# Why is acceleration due to gravity constant?

• I
Hello, I understand that the gravitational force is given by F=G*M1*M2/d^2, and that if an object is more massive, it feels more gravitational force toward the Earth, but also accelerates less due to F=M*A, which cancels out. My question is not why bodies of different weights fall at the same acceleration.

My question is: When the object gets closer to the Earth's core, shouldn't the force change inversely proportional to the distance, causing the force to increase? If so, then why would the object still accelerate at the same rate toward the Earth's core (the force is increasing, but the object has the same amount of mass)? Thank you in advance.

It seems you're asking why we assume a constant 9.8 m/s^2 acceleration regardless of the height (near ground level). This is only an approximation, and a very good one. You're right; the force increases as the objects get closer, but when looking at a small mass compared to the earth, moving closer barely changes the force at all, so it is nice to simplify it by saying the acceleration is constant (near the surface). When you start talking about orbiting satellites and whatnot, this approximation is no longer valid.

Delta2
Homework Helper
Gold Member
In physics very often we do approximations or assumptions that are not 100% true , but they simplify the calculations a lot. But you must know to do the proper approximations (depending on the problem we must do the proper approximations) in order your final result or final conclusion to be mostly valid (yet it cant be 100% valid).

Drakkith
Staff Emeritus
My question is: When the object gets closer to the Earth's core, shouldn't the force change inversely proportional to the distance, causing the force to increase? If so, then why would the object still accelerate at the same rate toward the Earth's core (the force is increasing, but the object has the same amount of mass)?
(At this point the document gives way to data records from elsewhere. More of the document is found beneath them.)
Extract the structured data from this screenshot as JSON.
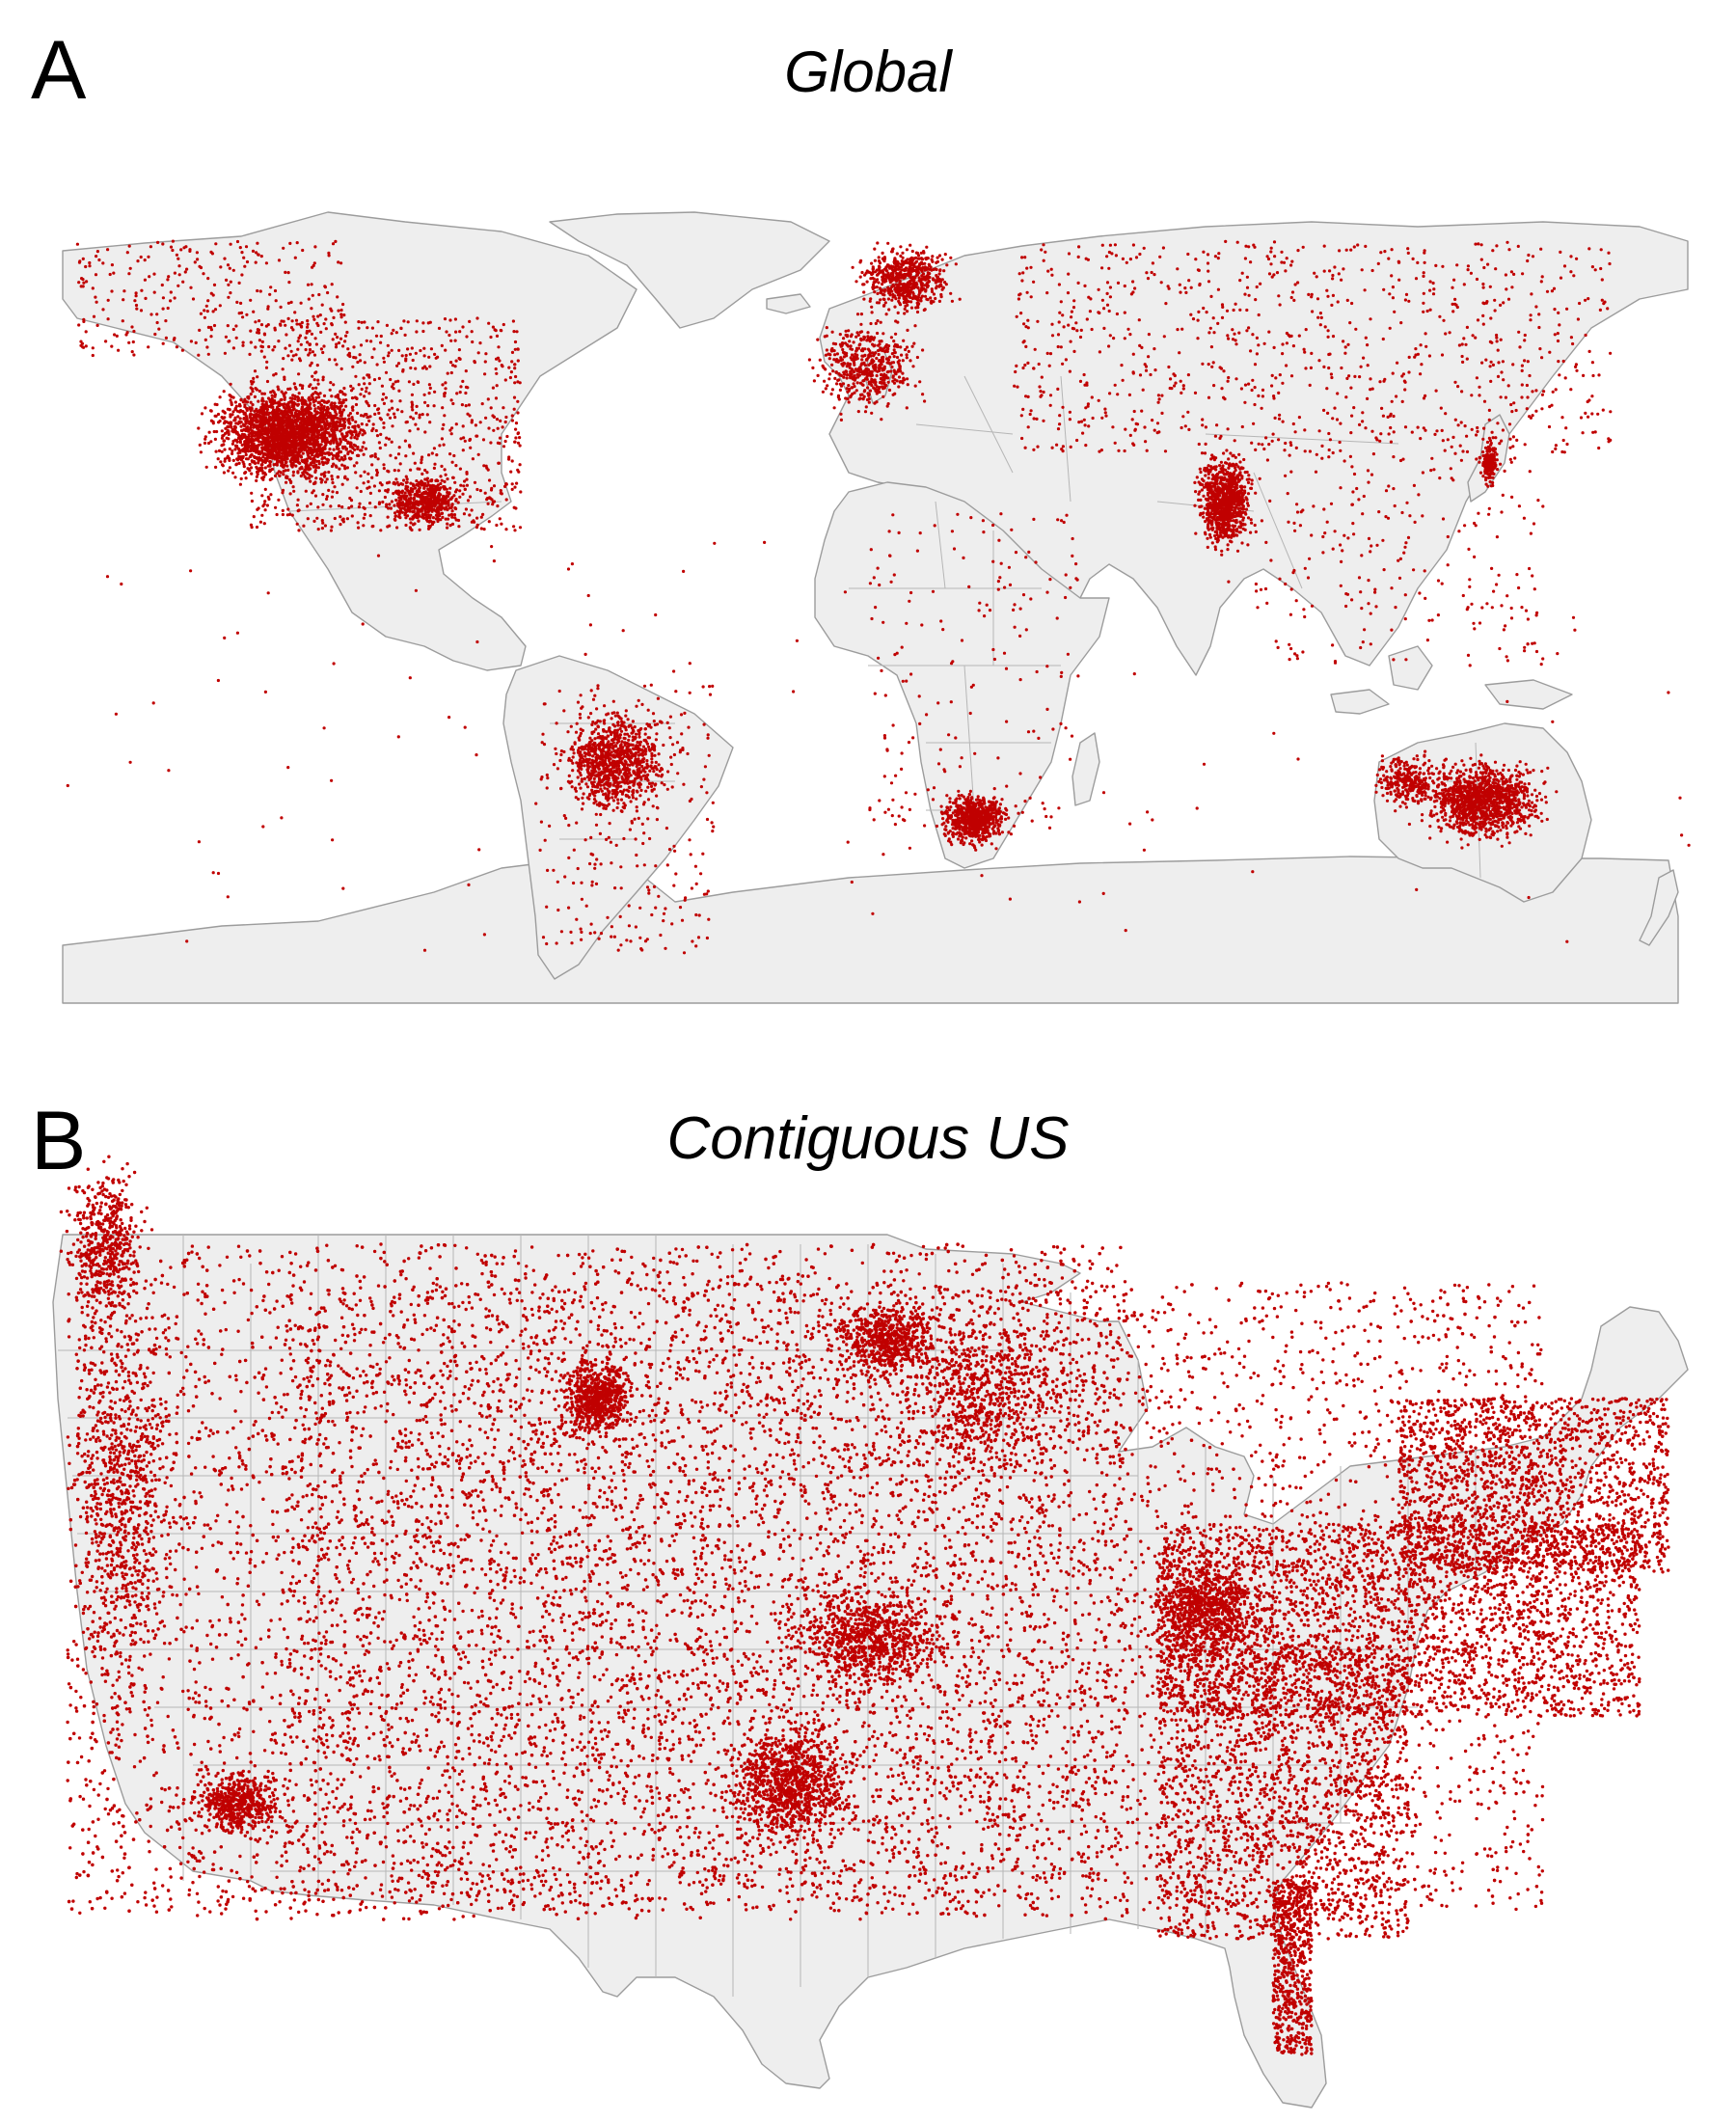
{
  "colors": {
    "dot": "#c00000",
    "land": "#eeeeee",
    "outline": "#9c9c9c"
  },
  "panels": [
    {
      "letter": "A",
      "title": "Global"
    },
    {
      "letter": "B",
      "title": "Contiguous US"
    }
  ]
}
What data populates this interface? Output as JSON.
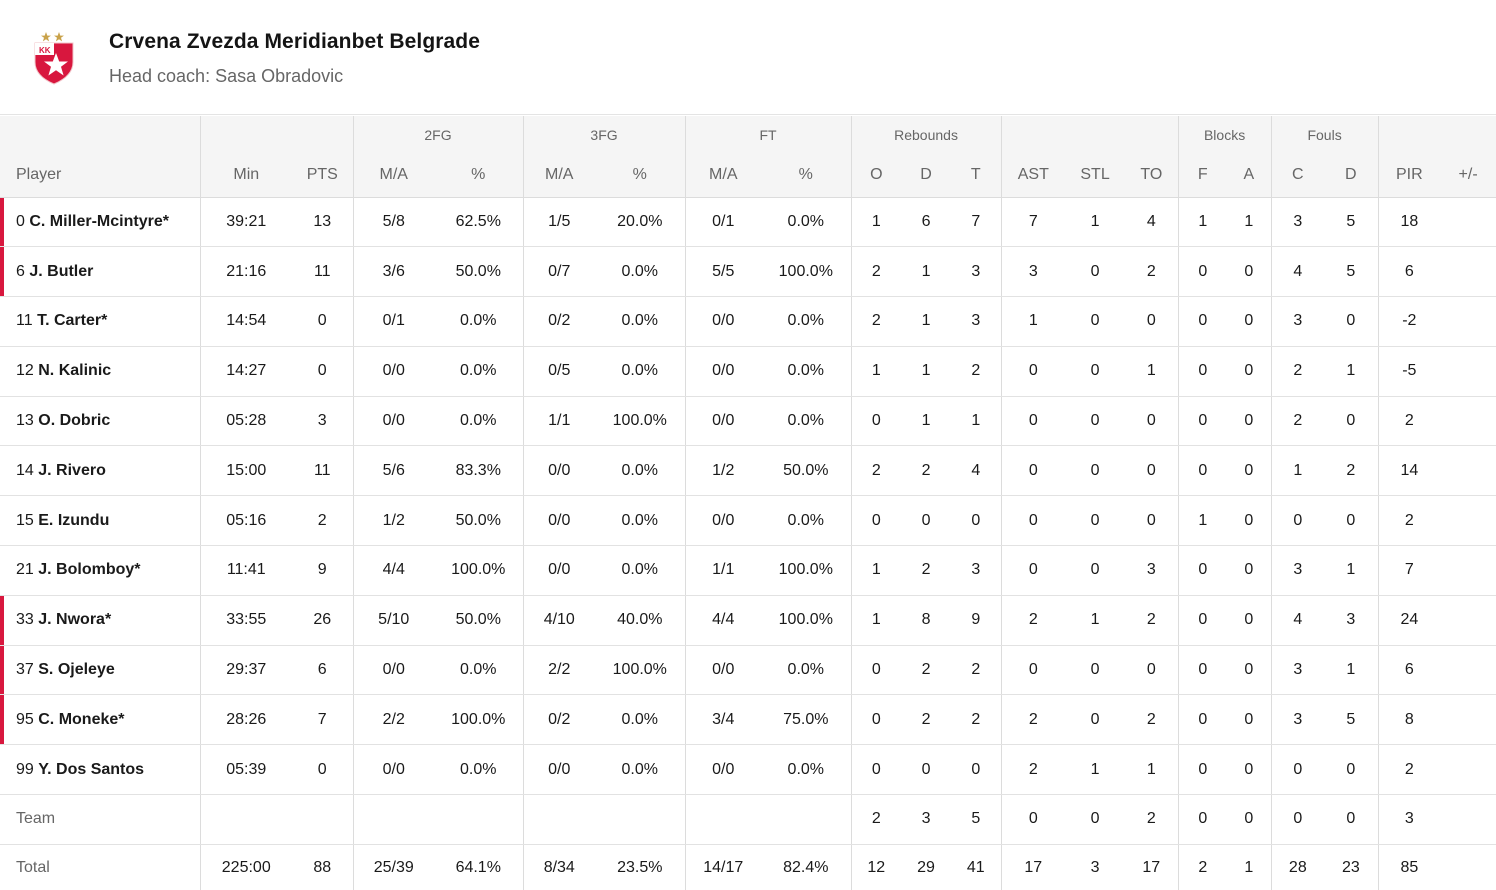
{
  "header": {
    "team_name": "Crvena Zvezda Meridianbet Belgrade",
    "coach": "Head coach: Sasa Obradovic",
    "logo_text": "KK",
    "logo_icon": "red-star-shield-icon"
  },
  "groups": {
    "fg2": "2FG",
    "fg3": "3FG",
    "ft": "FT",
    "rebounds": "Rebounds",
    "blocks": "Blocks",
    "fouls": "Fouls"
  },
  "columns": {
    "player": "Player",
    "min": "Min",
    "pts": "PTS",
    "fg2_ma": "M/A",
    "fg2_pct": "%",
    "fg3_ma": "M/A",
    "fg3_pct": "%",
    "ft_ma": "M/A",
    "ft_pct": "%",
    "reb_o": "O",
    "reb_d": "D",
    "reb_t": "T",
    "ast": "AST",
    "stl": "STL",
    "to": "TO",
    "blk_f": "F",
    "blk_a": "A",
    "foul_c": "C",
    "foul_d": "D",
    "pir": "PIR",
    "pm": "+/-"
  },
  "players": [
    {
      "num": "0",
      "name": "C. Miller-Mcintyre*",
      "on_court": true,
      "min": "39:21",
      "pts": "13",
      "fg2_ma": "5/8",
      "fg2_pct": "62.5%",
      "fg3_ma": "1/5",
      "fg3_pct": "20.0%",
      "ft_ma": "0/1",
      "ft_pct": "0.0%",
      "reb_o": "1",
      "reb_d": "6",
      "reb_t": "7",
      "ast": "7",
      "stl": "1",
      "to": "4",
      "blk_f": "1",
      "blk_a": "1",
      "foul_c": "3",
      "foul_d": "5",
      "pir": "18",
      "pm": ""
    },
    {
      "num": "6",
      "name": "J. Butler",
      "on_court": true,
      "min": "21:16",
      "pts": "11",
      "fg2_ma": "3/6",
      "fg2_pct": "50.0%",
      "fg3_ma": "0/7",
      "fg3_pct": "0.0%",
      "ft_ma": "5/5",
      "ft_pct": "100.0%",
      "reb_o": "2",
      "reb_d": "1",
      "reb_t": "3",
      "ast": "3",
      "stl": "0",
      "to": "2",
      "blk_f": "0",
      "blk_a": "0",
      "foul_c": "4",
      "foul_d": "5",
      "pir": "6",
      "pm": ""
    },
    {
      "num": "11",
      "name": "T. Carter*",
      "on_court": false,
      "min": "14:54",
      "pts": "0",
      "fg2_ma": "0/1",
      "fg2_pct": "0.0%",
      "fg3_ma": "0/2",
      "fg3_pct": "0.0%",
      "ft_ma": "0/0",
      "ft_pct": "0.0%",
      "reb_o": "2",
      "reb_d": "1",
      "reb_t": "3",
      "ast": "1",
      "stl": "0",
      "to": "0",
      "blk_f": "0",
      "blk_a": "0",
      "foul_c": "3",
      "foul_d": "0",
      "pir": "-2",
      "pm": ""
    },
    {
      "num": "12",
      "name": "N. Kalinic",
      "on_court": false,
      "min": "14:27",
      "pts": "0",
      "fg2_ma": "0/0",
      "fg2_pct": "0.0%",
      "fg3_ma": "0/5",
      "fg3_pct": "0.0%",
      "ft_ma": "0/0",
      "ft_pct": "0.0%",
      "reb_o": "1",
      "reb_d": "1",
      "reb_t": "2",
      "ast": "0",
      "stl": "0",
      "to": "1",
      "blk_f": "0",
      "blk_a": "0",
      "foul_c": "2",
      "foul_d": "1",
      "pir": "-5",
      "pm": ""
    },
    {
      "num": "13",
      "name": "O. Dobric",
      "on_court": false,
      "min": "05:28",
      "pts": "3",
      "fg2_ma": "0/0",
      "fg2_pct": "0.0%",
      "fg3_ma": "1/1",
      "fg3_pct": "100.0%",
      "ft_ma": "0/0",
      "ft_pct": "0.0%",
      "reb_o": "0",
      "reb_d": "1",
      "reb_t": "1",
      "ast": "0",
      "stl": "0",
      "to": "0",
      "blk_f": "0",
      "blk_a": "0",
      "foul_c": "2",
      "foul_d": "0",
      "pir": "2",
      "pm": ""
    },
    {
      "num": "14",
      "name": "J. Rivero",
      "on_court": false,
      "min": "15:00",
      "pts": "11",
      "fg2_ma": "5/6",
      "fg2_pct": "83.3%",
      "fg3_ma": "0/0",
      "fg3_pct": "0.0%",
      "ft_ma": "1/2",
      "ft_pct": "50.0%",
      "reb_o": "2",
      "reb_d": "2",
      "reb_t": "4",
      "ast": "0",
      "stl": "0",
      "to": "0",
      "blk_f": "0",
      "blk_a": "0",
      "foul_c": "1",
      "foul_d": "2",
      "pir": "14",
      "pm": ""
    },
    {
      "num": "15",
      "name": "E. Izundu",
      "on_court": false,
      "min": "05:16",
      "pts": "2",
      "fg2_ma": "1/2",
      "fg2_pct": "50.0%",
      "fg3_ma": "0/0",
      "fg3_pct": "0.0%",
      "ft_ma": "0/0",
      "ft_pct": "0.0%",
      "reb_o": "0",
      "reb_d": "0",
      "reb_t": "0",
      "ast": "0",
      "stl": "0",
      "to": "0",
      "blk_f": "1",
      "blk_a": "0",
      "foul_c": "0",
      "foul_d": "0",
      "pir": "2",
      "pm": ""
    },
    {
      "num": "21",
      "name": "J. Bolomboy*",
      "on_court": false,
      "min": "11:41",
      "pts": "9",
      "fg2_ma": "4/4",
      "fg2_pct": "100.0%",
      "fg3_ma": "0/0",
      "fg3_pct": "0.0%",
      "ft_ma": "1/1",
      "ft_pct": "100.0%",
      "reb_o": "1",
      "reb_d": "2",
      "reb_t": "3",
      "ast": "0",
      "stl": "0",
      "to": "3",
      "blk_f": "0",
      "blk_a": "0",
      "foul_c": "3",
      "foul_d": "1",
      "pir": "7",
      "pm": ""
    },
    {
      "num": "33",
      "name": "J. Nwora*",
      "on_court": true,
      "min": "33:55",
      "pts": "26",
      "fg2_ma": "5/10",
      "fg2_pct": "50.0%",
      "fg3_ma": "4/10",
      "fg3_pct": "40.0%",
      "ft_ma": "4/4",
      "ft_pct": "100.0%",
      "reb_o": "1",
      "reb_d": "8",
      "reb_t": "9",
      "ast": "2",
      "stl": "1",
      "to": "2",
      "blk_f": "0",
      "blk_a": "0",
      "foul_c": "4",
      "foul_d": "3",
      "pir": "24",
      "pm": ""
    },
    {
      "num": "37",
      "name": "S. Ojeleye",
      "on_court": true,
      "min": "29:37",
      "pts": "6",
      "fg2_ma": "0/0",
      "fg2_pct": "0.0%",
      "fg3_ma": "2/2",
      "fg3_pct": "100.0%",
      "ft_ma": "0/0",
      "ft_pct": "0.0%",
      "reb_o": "0",
      "reb_d": "2",
      "reb_t": "2",
      "ast": "0",
      "stl": "0",
      "to": "0",
      "blk_f": "0",
      "blk_a": "0",
      "foul_c": "3",
      "foul_d": "1",
      "pir": "6",
      "pm": ""
    },
    {
      "num": "95",
      "name": "C. Moneke*",
      "on_court": true,
      "min": "28:26",
      "pts": "7",
      "fg2_ma": "2/2",
      "fg2_pct": "100.0%",
      "fg3_ma": "0/2",
      "fg3_pct": "0.0%",
      "ft_ma": "3/4",
      "ft_pct": "75.0%",
      "reb_o": "0",
      "reb_d": "2",
      "reb_t": "2",
      "ast": "2",
      "stl": "0",
      "to": "2",
      "blk_f": "0",
      "blk_a": "0",
      "foul_c": "3",
      "foul_d": "5",
      "pir": "8",
      "pm": ""
    },
    {
      "num": "99",
      "name": "Y. Dos Santos",
      "on_court": false,
      "min": "05:39",
      "pts": "0",
      "fg2_ma": "0/0",
      "fg2_pct": "0.0%",
      "fg3_ma": "0/0",
      "fg3_pct": "0.0%",
      "ft_ma": "0/0",
      "ft_pct": "0.0%",
      "reb_o": "0",
      "reb_d": "0",
      "reb_t": "0",
      "ast": "2",
      "stl": "1",
      "to": "1",
      "blk_f": "0",
      "blk_a": "0",
      "foul_c": "0",
      "foul_d": "0",
      "pir": "2",
      "pm": ""
    }
  ],
  "team_row": {
    "label": "Team",
    "min": "",
    "pts": "",
    "fg2_ma": "",
    "fg2_pct": "",
    "fg3_ma": "",
    "fg3_pct": "",
    "ft_ma": "",
    "ft_pct": "",
    "reb_o": "2",
    "reb_d": "3",
    "reb_t": "5",
    "ast": "0",
    "stl": "0",
    "to": "2",
    "blk_f": "0",
    "blk_a": "0",
    "foul_c": "0",
    "foul_d": "0",
    "pir": "3",
    "pm": ""
  },
  "total_row": {
    "label": "Total",
    "min": "225:00",
    "pts": "88",
    "fg2_ma": "25/39",
    "fg2_pct": "64.1%",
    "fg3_ma": "8/34",
    "fg3_pct": "23.5%",
    "ft_ma": "14/17",
    "ft_pct": "82.4%",
    "reb_o": "12",
    "reb_d": "29",
    "reb_t": "41",
    "ast": "17",
    "stl": "3",
    "to": "17",
    "blk_f": "2",
    "blk_a": "1",
    "foul_c": "28",
    "foul_d": "23",
    "pir": "85",
    "pm": ""
  },
  "colors": {
    "on_court_marker": "#d8173e",
    "header_bg": "#f5f5f5"
  }
}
The general formula for the gravitational force between two objects is F=GMm/r2, where M and m are the masses of the two objects, G is the gravitational constant, and r is the distance between the two centers of mass. You can see that because r is in the denominator, the force increases as the two objects get closer. However, because the distances we deal with here in our everyday lives on the surface of the Earth, the distance usually only changes by perhaps a few hundred to a few thousand feet. Since the Earth's radius is about 4,000 miles, a change of even a few thousand feet only changes the force of gravity by a very small amount. Here where I live, we are about 2400 feet above sea level. This increase in altitude of 2400 feet only changes the acceleration of an object by about 0.1 m/s2, putting us at around 9.7 m/s2 instead of 9.81 m/s2. This is a change of around 1%.

axmls and Delta2
Oh, so it does change the acceleration, just by a marginal amount in "normal" situations, so it doesn't matter as much in our everyday lives. Thanks!